On entend une petite musique de dénigrement de Charlie : sexisme, grossièreté, islamophobie, vendu au patronat, metteurs d’huile sur le feux, autoritarisme et trajectoire de Val, départs de Siné, de Cavanna et d’autres, etc. , etc. Évidemment que l’on peut critiquer Charlie, mais la question n’est pas là. Charlie est un journal. On l’achète ou pas. C’est tout !
Samedi dernier, dans Les Inrocks, Luz, l’un des dessinateurs survivants, constate « On fait porter sur nos épaules une charge symbolique qui n’existe pas dans nos dessins et qui nous dépasse un peu. Je fais partie des gens qui ont du mal avec ça. » Et on le comprend. Prenez le temps de lire cette interview aussi sensible qu’intelligente. Notamment, sur la question de la responsabilité dont on leur rebat les oreilles depuis 2007, Luz précise : « Or on est un journal, on l’achète, on l’ouvre et on le referme. Si des gens postent nos dessins sur Internet, si des médias mettent en avant certains dessins, ce sont leur responsabilité. Pas la nôtre. » CQFD
A lire aussi ce court texte de Pierre François Grond publié avant les rassemblements et marches de ce dimanche mais qui amène des éléments précieux d’analyse de la situation, ici et maintenant. Il rappelle la nature profondément politique des événements qui ont provoqué de telles réactions aussi massives que salutaires. Depuis mercredi et aujourd’hui en point d’orgue, des millions de personnes sont descendues dans les rues, en France mais aussi dans le monde, pour, au-delà de l’émotion, explicitement défendre la liberté de la Presse, la liberté d’expression, la liberté tout simplement.
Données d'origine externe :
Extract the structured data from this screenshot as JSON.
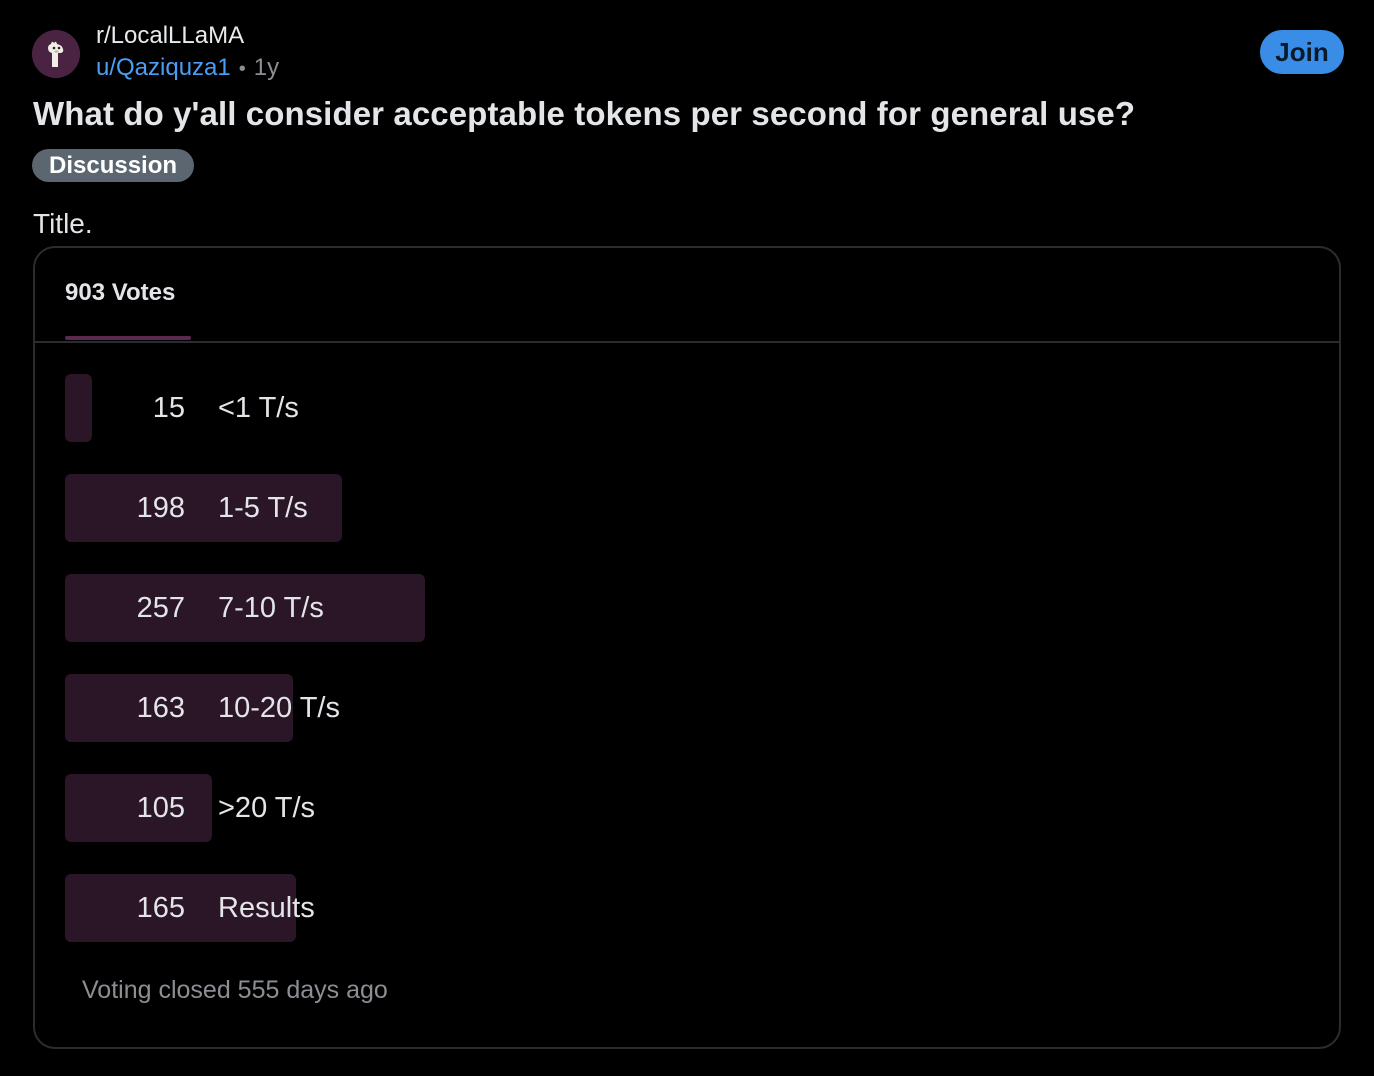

Car quoiqu’on pense du slogan Je suis Charlie, c’est d’abord de ça dont il s’agit (et je n’ai lu que très peu de petites récupérations partisanes du genre Je suis /mettez ici votre bataille que les autres ont oublié/, quand bien même, le JeSuis… peut aussi se lire positivement). Les dessins circulent, crayons et stylos redeviennent des emblèmes de la liberté, etc. Et on reparle, même de laïcité… Que sur les réseaux les complotistes, islamophobes, djihadistes, etc. déversent leurs délires, que les gouvernants cherchent à utiliser la situation pour redorer leur image ou imaginer faire mieux passer leurs politiques sécuritaires et réactionnaires ne change rien à l’affaire.
Pascal B. me pardonnera de reprendre mot pour mot sa réflexion de ce soir :
L’important, c’est ce mouvement populaire contre ce qui est un acte barbare et fasciste. Un mouvement populaire inattendu, gigantesque, irréductible à nos schémas de pensée, irréductible aux commentaires médiatiques, aux calculs étatiques.
On annonçait une vague d’islamophobie, la peur en France et les rues sont débordantes de foules où les bons sentiments sont de règle, ce qui est mieux que les manifs des réacs de la manif pour tous, pas si anciennes. Jusque là c’est une bonne nouvelle. Bien des gens qui ont peur sont restés chez eux et il y avait d’autres raisons de rester chez soi, et peu importe maintenant. Sauf que la peur est parfois comme contagieuse et toujours mauvaise conseillère. Conjurée jusqu’à présent.
Il reste cet évènement politique. Que nous saurons analyser, penser. Ou pas.
Enfin, j’ai vu cet après-midi place d’Armes à Poitiers, parmi la foule, un groupe de religieuses en costume ecclésiastique applaudir Charlie et je me suis souvenu de la façon dont Cabu les dessinait. Franchement, je n’ai pas eu l’impression de me faire piéger. Mais je l’avoue, je ne suis pas allé leur demander si elles étaient là pour enfoncer la concurrence ou me faire oublier les méfaits de la mondialisation où la situation sociale faite à tel ou tel.
Thierry Pasquier
J’ai souvent entendu en Euskadi, au Portugal, dans l’État espagnol, des camarades de là-bas me dire que la France était un « peuple politique », sans vraiment comprendre ce que cela voulait dire. Sans sublimer la diversité des raisons, des motivations et des peurs, quand je vois le peu de présence des arguments du FN dans les manifs, la non reprise en boucle par les manifs (malgré la propagande gouvernementale) de l’argument « nous sommes en guerre », je commence à comprendre la remarques de ces camarades étrangers. Pendant l’attentat en 2004 en Espagne, beaucoup de morts et beaucoup de débats (attentat de ETA ou Al Quaida ?) mais la revendication populaire qui dominait était « nous n’avons pas peur, non au terrorisme » (celle que le gouvernement voulait faire passer en contrebande était « oui à la constitution »). Grosse différence.